A pause.
Lavinia can go no farther than this bald assent in praise of her chosen friend, for the oppression of shyness that crushes and gags her. It is of this metamorphosed, dressed, transformed man, passing so visibly out of the province of the nurse, despite his crutches and his pallor, that she feels a timidity none the less overmastering for her knowledge of its senselessness. That he sees it, the uncertainty of the tone which utters what sounds like a reproach sufficiently proves.
“Why were you so unwilling to own that you knew my Christian names? It was not a very compromising admission.”
“Not very,” she answers with a wavering laugh; “but to-day I feel as if I must sit up, and ‘make strange’ with you. The person I knew lay meekly flat on his back, and did not dare to call his soul his own; when he sits up and gives a party, I realize that my jurisdiction has ended.”
“Has it?”
The question is followed by a silence so full of electricity that both feel the necessity of running up a lightning conductor. Both begin a sentence at the same moment, and each breaks it off on realizing the other’s intention. Each begs the other to continue the interrupted phrase, and each asseverates that it was not worth ending. It is Binning who is finally persuaded to reissue from his mint the coin whose valuelessness he has spent so much breath in asserting.

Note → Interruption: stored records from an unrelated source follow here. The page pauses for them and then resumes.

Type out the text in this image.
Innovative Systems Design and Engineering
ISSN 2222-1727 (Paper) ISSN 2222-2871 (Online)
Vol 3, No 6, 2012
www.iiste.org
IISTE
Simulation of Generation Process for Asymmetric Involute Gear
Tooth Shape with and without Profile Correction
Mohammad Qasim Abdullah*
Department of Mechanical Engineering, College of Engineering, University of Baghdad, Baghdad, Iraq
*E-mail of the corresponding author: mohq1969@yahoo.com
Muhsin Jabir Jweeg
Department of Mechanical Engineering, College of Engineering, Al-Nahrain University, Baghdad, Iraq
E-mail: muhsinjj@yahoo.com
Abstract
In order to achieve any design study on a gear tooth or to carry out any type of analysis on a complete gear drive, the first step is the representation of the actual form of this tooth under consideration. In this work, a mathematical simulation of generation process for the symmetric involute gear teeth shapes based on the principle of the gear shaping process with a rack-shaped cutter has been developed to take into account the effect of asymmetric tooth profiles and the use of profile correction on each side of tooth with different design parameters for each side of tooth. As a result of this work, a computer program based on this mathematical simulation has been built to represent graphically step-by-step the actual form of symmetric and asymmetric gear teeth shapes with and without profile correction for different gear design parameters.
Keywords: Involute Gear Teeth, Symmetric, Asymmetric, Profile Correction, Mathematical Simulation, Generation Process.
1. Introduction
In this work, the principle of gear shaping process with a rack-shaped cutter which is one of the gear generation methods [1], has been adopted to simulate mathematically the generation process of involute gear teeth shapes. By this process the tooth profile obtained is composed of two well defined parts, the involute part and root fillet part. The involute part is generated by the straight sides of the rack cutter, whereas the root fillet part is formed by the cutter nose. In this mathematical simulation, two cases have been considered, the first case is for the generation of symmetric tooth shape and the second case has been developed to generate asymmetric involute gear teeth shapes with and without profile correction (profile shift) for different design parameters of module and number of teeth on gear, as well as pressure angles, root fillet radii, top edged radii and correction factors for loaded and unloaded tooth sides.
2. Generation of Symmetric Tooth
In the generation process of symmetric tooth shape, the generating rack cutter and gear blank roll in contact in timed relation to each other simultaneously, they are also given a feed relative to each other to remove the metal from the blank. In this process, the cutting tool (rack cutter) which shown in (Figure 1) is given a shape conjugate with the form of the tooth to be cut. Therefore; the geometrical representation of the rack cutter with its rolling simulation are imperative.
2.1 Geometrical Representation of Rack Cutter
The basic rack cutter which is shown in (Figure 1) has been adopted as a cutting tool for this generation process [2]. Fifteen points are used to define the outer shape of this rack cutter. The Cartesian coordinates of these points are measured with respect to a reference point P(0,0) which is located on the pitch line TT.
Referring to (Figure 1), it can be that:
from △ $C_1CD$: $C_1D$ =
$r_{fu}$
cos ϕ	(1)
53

“I was only going to say that if I have already become such a bogey—so unrecognizable—when once I am on my legs again, I shall have to be formally reintroduced to you.”
“It will not be worth while.” Even as she makes it Lavinia realizes the folly of her speech, opening up, as it does, the subject of their fast-approaching separation; but before her forces can come up to relieve it, the traitor within her has rushed the position, and once again the electric current runs perilously strong.
* * * * *
As the young Darcys have always been taught to say what they mean, and mean what they say, they credit their acquaintance with a like simplicity and veracity; and, having been invited by Captain Binning to come again soon, and bring the Siege Train, see no reason why they should not repeat their visit in compliance with a request, whose sincerity it never occurs to them to doubt, with the least possible delay. Thanks to the drag placed upon their ardour by a discreeter parent, a decent interval of three or four days is allowed to elapse before they reappear in triumph, equipped with all the munitions of war.